Ali " Abicim şimdi gençler herşeyi yapıyorlsr nikahı olsun dediklerini de sırasıyla yapsınlar bunların ayrılıp barışmasıyla mi uğraşacaksın hem Murat'ı bilmiyor musun eli bile tutamıyor. Nikah kıysın istemedir , düğündür sırasıyla yapsınlar devlet işi aradan çıkar " diyerek yatıştırdı.

Mehmet kısa bir bakış atıp kardeşine " Ali sen kefilsin bak" dediğinde onay alınca " peki " demekle yetindi.


Akşam Alilerde kutlama yemeği yendi. Kızlar gelinliğe baktılar . Bu sırada Mehmet ise tek şartı Muratın misafirhaneden evlerine taşınması olduğunu artık nikah kırıldığı için gelmesi gerektiğinin konuşması yapıldı.


...


Ayça Aliyi işe geçirmesi ve ağrısının artmasıyla odalara sığamıyordu. Kendini bahçeye attı. Derin nefesler almaya çalışıyordu. Günleri güzel geçiyordu mutluydu. Hasretin düğün hazırlıkları bitmiş ve yarın küçük bir tören olacaktı. O yüzden heyecanlıydı.

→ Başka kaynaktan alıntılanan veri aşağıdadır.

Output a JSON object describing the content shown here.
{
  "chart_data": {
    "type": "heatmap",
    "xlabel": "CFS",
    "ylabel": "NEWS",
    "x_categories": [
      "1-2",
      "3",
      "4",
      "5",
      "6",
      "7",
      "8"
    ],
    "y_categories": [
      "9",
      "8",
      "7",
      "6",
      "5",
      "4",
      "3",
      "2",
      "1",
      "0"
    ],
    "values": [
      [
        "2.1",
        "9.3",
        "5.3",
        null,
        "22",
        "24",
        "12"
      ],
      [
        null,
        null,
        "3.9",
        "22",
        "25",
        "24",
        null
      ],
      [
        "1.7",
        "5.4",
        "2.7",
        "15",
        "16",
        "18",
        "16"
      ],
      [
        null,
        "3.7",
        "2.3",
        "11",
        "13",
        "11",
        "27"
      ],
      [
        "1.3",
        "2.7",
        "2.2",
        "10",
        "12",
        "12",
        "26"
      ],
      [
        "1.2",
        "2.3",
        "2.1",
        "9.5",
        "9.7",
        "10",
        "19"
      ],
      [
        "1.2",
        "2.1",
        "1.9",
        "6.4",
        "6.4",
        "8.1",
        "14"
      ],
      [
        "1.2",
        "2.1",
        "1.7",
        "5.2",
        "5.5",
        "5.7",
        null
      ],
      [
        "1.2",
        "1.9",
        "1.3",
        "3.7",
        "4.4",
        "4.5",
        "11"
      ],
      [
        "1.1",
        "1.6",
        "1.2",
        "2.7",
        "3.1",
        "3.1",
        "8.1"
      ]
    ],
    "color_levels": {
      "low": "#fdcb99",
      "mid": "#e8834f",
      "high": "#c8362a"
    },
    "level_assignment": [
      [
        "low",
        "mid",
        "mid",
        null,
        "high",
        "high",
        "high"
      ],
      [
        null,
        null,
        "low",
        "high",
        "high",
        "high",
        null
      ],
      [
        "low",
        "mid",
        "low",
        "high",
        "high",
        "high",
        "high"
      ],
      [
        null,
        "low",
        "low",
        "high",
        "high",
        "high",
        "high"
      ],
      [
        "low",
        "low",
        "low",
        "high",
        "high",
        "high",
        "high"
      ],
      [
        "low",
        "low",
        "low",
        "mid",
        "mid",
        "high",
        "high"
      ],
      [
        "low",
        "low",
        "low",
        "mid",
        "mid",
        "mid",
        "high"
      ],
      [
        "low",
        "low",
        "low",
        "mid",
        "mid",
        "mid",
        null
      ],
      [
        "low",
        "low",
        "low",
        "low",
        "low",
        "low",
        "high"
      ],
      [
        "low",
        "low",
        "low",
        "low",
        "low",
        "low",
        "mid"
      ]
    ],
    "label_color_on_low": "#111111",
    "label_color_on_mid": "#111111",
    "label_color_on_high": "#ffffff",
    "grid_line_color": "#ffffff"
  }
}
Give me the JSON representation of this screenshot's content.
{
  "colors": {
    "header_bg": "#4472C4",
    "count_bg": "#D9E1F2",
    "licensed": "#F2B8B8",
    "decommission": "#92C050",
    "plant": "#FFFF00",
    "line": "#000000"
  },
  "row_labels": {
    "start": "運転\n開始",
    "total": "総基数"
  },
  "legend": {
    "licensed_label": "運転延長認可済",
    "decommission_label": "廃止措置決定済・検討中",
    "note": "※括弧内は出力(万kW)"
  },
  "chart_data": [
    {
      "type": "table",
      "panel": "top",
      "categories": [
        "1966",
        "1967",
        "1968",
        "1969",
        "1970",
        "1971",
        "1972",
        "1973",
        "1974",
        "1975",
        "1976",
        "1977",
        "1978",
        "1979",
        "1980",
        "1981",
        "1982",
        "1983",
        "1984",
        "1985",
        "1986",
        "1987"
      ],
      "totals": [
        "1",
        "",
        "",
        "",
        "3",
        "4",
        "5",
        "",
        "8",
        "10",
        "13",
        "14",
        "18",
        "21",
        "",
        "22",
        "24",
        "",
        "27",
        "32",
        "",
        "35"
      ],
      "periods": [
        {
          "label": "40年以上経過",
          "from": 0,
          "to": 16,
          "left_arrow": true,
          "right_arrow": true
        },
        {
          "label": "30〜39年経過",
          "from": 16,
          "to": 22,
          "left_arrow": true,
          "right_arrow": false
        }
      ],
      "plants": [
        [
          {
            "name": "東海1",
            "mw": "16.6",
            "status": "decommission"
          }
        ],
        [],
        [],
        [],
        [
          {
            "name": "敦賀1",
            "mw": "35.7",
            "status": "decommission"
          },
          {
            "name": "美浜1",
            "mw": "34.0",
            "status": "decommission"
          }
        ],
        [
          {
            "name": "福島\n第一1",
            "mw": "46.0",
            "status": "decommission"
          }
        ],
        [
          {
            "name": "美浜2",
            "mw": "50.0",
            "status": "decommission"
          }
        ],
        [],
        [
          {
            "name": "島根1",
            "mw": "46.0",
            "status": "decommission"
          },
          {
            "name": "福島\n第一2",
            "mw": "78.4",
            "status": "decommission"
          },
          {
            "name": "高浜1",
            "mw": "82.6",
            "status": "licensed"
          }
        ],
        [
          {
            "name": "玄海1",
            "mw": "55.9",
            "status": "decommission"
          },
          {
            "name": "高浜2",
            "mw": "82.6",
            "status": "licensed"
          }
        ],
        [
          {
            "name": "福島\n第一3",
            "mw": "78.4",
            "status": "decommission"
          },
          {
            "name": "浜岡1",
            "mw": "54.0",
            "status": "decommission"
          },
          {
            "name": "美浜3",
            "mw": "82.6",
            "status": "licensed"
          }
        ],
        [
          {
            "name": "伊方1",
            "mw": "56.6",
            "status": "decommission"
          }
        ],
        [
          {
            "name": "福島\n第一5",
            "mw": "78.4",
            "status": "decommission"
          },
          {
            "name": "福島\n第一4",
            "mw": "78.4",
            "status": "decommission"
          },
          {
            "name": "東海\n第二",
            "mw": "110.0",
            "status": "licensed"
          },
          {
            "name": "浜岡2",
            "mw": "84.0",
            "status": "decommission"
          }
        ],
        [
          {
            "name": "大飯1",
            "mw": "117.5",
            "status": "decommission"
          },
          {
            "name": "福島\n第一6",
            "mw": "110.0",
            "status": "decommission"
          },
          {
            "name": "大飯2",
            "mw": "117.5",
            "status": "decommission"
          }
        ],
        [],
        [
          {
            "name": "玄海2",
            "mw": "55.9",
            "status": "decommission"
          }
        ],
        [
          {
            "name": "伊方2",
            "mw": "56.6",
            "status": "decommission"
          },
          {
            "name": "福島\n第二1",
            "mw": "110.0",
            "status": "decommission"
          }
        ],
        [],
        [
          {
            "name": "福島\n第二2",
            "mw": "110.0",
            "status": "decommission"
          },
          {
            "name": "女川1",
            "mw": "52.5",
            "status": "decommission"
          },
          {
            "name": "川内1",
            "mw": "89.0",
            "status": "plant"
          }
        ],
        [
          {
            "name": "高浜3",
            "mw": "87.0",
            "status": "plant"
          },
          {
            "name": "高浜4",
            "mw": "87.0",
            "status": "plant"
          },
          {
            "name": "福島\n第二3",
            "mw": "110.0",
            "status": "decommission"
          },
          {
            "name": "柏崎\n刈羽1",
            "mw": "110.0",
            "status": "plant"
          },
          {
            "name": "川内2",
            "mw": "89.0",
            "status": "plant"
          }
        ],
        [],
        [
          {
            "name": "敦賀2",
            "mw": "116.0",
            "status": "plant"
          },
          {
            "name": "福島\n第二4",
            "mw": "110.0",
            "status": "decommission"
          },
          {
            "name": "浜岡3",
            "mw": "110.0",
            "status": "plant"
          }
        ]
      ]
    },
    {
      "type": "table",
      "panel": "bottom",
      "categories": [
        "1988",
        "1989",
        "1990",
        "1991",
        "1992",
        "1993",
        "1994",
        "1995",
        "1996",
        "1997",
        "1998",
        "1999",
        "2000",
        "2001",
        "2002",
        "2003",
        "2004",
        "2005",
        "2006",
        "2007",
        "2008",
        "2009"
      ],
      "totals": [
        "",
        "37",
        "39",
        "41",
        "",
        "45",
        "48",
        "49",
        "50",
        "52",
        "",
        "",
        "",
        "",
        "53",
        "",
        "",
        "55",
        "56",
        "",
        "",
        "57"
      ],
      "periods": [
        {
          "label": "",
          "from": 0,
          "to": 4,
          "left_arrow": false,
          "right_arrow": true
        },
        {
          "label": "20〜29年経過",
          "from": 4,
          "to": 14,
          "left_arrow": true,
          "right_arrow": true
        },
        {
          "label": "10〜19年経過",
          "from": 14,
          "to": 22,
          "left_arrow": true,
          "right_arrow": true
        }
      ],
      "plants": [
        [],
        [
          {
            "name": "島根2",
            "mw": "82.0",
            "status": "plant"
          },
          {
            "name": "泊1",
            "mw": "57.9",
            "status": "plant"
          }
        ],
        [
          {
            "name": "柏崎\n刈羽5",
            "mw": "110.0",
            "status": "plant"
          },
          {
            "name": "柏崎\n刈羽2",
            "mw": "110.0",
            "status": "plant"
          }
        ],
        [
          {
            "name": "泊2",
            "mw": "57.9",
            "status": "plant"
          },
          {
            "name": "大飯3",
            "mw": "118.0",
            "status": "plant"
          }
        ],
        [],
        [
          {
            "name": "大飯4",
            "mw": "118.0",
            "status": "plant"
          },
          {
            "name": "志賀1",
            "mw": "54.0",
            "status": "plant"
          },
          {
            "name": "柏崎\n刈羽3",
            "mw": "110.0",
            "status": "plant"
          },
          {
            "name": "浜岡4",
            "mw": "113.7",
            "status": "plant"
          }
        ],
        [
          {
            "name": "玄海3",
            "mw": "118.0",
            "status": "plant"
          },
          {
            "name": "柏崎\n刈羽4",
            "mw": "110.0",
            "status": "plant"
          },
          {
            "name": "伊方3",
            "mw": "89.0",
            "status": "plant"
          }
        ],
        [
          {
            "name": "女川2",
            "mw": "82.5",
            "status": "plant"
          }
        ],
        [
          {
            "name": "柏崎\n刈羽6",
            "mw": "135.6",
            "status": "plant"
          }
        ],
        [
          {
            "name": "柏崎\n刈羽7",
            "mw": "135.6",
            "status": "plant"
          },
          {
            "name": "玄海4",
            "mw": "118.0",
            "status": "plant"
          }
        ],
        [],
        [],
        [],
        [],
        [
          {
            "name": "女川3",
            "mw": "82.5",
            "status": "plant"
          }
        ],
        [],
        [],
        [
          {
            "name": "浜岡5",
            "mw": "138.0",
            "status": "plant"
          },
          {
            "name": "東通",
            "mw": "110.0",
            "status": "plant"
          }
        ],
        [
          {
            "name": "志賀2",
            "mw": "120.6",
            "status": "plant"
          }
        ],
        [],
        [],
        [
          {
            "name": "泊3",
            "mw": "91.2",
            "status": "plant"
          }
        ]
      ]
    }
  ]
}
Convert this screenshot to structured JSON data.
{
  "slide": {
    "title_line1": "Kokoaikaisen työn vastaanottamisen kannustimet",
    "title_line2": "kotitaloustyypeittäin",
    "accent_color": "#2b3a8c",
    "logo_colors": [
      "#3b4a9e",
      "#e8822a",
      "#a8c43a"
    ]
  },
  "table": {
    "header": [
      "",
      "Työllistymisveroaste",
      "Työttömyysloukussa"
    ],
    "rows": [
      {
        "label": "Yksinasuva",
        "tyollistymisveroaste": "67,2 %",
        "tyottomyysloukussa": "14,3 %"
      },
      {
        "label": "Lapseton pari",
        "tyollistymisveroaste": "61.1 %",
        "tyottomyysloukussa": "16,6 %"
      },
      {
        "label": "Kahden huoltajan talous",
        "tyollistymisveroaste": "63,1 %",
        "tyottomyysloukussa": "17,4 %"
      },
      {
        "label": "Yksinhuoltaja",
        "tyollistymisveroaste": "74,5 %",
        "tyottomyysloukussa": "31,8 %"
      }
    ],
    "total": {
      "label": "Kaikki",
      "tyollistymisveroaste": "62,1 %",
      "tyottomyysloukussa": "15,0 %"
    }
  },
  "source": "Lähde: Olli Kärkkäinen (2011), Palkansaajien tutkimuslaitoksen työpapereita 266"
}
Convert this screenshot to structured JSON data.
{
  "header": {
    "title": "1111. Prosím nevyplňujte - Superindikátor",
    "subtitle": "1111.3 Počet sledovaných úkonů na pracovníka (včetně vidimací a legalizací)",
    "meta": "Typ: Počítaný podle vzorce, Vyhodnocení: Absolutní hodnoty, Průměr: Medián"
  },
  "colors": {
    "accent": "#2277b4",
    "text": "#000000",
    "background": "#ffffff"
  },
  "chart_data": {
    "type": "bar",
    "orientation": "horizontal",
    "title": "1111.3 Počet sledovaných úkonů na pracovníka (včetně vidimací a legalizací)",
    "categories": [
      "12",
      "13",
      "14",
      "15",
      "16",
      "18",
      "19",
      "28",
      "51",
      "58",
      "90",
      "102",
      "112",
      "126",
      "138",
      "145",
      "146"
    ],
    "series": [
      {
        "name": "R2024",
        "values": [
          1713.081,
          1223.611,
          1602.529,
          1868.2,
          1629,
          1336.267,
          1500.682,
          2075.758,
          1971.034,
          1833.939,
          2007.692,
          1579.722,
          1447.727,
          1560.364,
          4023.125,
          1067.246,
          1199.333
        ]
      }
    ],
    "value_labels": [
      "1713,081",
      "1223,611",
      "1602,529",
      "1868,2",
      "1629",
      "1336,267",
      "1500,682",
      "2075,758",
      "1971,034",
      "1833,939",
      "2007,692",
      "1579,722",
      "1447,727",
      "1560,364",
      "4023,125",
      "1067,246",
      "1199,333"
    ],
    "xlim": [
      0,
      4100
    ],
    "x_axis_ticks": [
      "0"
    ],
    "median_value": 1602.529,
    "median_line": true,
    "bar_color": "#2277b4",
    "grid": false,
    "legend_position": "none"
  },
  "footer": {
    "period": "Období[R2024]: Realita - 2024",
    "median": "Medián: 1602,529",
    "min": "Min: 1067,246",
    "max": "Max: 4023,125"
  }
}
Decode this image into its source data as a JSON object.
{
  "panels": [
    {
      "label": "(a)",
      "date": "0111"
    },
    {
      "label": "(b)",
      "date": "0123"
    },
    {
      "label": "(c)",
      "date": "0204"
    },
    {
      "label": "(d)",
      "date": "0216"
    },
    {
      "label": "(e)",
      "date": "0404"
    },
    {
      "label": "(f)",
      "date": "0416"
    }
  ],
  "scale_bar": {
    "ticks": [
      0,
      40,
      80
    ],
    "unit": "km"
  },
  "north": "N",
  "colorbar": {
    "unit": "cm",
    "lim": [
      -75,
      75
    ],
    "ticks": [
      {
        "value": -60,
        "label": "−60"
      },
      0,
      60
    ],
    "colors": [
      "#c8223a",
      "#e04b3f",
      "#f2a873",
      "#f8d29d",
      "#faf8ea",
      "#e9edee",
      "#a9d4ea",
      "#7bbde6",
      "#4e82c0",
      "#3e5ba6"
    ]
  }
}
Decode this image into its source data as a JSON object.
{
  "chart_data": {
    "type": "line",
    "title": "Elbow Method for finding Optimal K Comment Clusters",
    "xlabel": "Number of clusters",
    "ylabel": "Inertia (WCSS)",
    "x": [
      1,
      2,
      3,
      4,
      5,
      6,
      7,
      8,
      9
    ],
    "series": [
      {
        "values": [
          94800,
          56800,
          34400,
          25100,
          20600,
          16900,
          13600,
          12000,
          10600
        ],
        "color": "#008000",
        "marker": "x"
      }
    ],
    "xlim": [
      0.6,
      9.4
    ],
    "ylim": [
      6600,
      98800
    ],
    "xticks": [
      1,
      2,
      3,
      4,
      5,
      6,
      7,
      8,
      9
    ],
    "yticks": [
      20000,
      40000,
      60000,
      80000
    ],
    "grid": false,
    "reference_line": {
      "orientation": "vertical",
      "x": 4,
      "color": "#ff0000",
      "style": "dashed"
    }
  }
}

Ama bebeği bütün gün oynamamış karnı sertleşmişti. Bir de bu yetmezmiş gibi kanaması olmaya başlamıştı.

Kötüye yormayıp Ali'yi bekliyordu. Geldiğinde beraber kontrole gitmek isteyecekti. Yoksa içi rahat etmiyecekti.

Gidikçe sancısı artıyor ve paniklemeye başlıyordu.

Kendi kendine " Alim şimdi gelecek" diye telkinler veriyordu.


Telefonunu almak için ayaklandı. Çalan telefonunu görünce açtı.

Mehmet " Ayça nasılsın bir sıkıntın var mi?" diye soruyordu. Sesi panikli son nefeste kalmışcasına hırıltılı çıkıyordu.


Ayça panikleyip" Ben iyiyim de Ali nerde ben de onu arayacaktım " dedi lafı değiştirerek.

Mehmet yutkunarak " Eve araba yolladım Ali hastaneye gelmeni istiyor kontrole " dedi .

Ayça şaşkınlık ve kızgınlıkla " Kendisi neden aramıyor " dedi.

Mehmet " Ayça onun şuan işi var sen biraz acele etsen ve gelsen gelince kızarsın, benim kapatmam lazım" dediği sırada arka plandan ağlama sesleri duydu.


Ve telefon hızla kapandı.


Ayçanın korkusu artmıştı.

Hızla içeri girip üstüne hırka alıp dışarı çıktı. Gelen arabaya bindi. Eli karnında ve sancısını artmasıyla terlemeye başlamıştı.

Hastaneye vardığında çalışan kapıyı açmış ve koluna girmişti.

Hastanenin önündeki gazeteci ordusunu görünce o tarafa bir bakış attı.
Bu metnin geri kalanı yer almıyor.